Ce plan d’envergure comprend également des mesures d’accompagnement : obtenir l’assouplissement des deux recommandations du Haut conseil de stabilité financière (pas de taux d’effort supérieur à 33% ni de prêts immobiliers de plus de 25 ans). La FFB a aussi préconisé « un choc de simplification administrative », avec la division par deux des délais d’instruction des permis bloqués. « Aujourd’hui, il faut un an pour se voir délivrer un permis de construire, déplore Nicolas Blangy.
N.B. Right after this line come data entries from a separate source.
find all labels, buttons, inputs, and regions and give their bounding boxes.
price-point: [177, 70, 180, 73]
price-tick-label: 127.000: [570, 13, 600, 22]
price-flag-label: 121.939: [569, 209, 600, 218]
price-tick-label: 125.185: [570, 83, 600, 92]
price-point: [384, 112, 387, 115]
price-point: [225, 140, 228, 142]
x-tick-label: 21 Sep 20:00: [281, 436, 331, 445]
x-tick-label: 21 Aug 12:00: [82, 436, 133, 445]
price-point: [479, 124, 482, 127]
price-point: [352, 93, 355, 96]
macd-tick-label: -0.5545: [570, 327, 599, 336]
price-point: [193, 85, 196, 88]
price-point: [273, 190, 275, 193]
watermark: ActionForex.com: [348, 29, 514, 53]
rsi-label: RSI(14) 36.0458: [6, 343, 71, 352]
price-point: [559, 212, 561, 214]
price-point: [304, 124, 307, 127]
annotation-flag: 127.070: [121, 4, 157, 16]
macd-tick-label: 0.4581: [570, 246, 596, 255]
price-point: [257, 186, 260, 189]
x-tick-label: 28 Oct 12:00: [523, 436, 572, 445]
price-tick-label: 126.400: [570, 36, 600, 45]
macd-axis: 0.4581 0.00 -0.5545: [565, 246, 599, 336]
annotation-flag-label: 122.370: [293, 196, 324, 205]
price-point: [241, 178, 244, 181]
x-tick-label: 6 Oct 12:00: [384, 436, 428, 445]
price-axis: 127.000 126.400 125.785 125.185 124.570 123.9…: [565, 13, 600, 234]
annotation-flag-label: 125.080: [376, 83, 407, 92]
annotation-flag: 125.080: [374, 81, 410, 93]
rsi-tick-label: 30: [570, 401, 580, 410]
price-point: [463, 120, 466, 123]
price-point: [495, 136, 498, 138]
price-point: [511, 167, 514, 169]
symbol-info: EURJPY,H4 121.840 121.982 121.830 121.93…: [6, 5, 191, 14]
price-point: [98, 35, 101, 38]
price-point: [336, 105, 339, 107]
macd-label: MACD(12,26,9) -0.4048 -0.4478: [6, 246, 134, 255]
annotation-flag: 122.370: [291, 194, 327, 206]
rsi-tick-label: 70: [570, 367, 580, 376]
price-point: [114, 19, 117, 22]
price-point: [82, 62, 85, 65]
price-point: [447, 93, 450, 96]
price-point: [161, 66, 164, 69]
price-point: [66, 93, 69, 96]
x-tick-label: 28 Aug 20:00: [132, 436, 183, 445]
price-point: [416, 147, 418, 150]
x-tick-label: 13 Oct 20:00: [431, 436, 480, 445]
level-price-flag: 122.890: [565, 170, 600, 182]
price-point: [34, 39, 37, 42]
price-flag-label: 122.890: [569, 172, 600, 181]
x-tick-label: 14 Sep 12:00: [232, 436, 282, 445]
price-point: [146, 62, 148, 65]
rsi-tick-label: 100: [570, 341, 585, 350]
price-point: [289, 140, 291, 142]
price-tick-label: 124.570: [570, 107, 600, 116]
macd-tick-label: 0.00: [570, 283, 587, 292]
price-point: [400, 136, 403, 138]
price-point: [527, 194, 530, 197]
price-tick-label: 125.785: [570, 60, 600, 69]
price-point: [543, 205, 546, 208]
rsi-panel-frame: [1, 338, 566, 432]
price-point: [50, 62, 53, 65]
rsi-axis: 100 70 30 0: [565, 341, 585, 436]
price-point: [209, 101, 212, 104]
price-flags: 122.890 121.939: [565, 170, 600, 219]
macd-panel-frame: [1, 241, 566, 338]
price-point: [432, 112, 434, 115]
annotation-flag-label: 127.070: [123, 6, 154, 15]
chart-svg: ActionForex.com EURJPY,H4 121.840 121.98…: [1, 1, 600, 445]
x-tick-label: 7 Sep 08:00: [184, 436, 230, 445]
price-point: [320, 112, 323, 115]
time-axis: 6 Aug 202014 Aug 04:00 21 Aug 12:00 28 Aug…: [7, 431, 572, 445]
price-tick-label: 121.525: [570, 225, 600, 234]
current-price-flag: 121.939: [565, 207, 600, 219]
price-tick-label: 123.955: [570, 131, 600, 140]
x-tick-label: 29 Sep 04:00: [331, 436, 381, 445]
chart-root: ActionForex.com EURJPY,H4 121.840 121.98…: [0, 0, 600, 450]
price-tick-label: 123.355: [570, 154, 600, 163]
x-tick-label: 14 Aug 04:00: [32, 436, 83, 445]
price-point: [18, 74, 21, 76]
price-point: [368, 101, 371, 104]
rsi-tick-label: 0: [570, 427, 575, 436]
Il faudrait limiter la possibilité de faire des recours, à partir du moment où le permis respecte le Plan local d’urbanisme. » La FFB demande également l’accélération de la digitalisation des permis, la création d’un permis déclaratif dans un périmètre sous permis d’aménager ou en Zac et le relèvement à 100 000 euros du seuil des appels d’offres.
Objectifs annuels de ce plan de relance vert : 500 000 logements neufs et autant en rénovation, et le recrutement de 150 000 personnes d’ici 2023.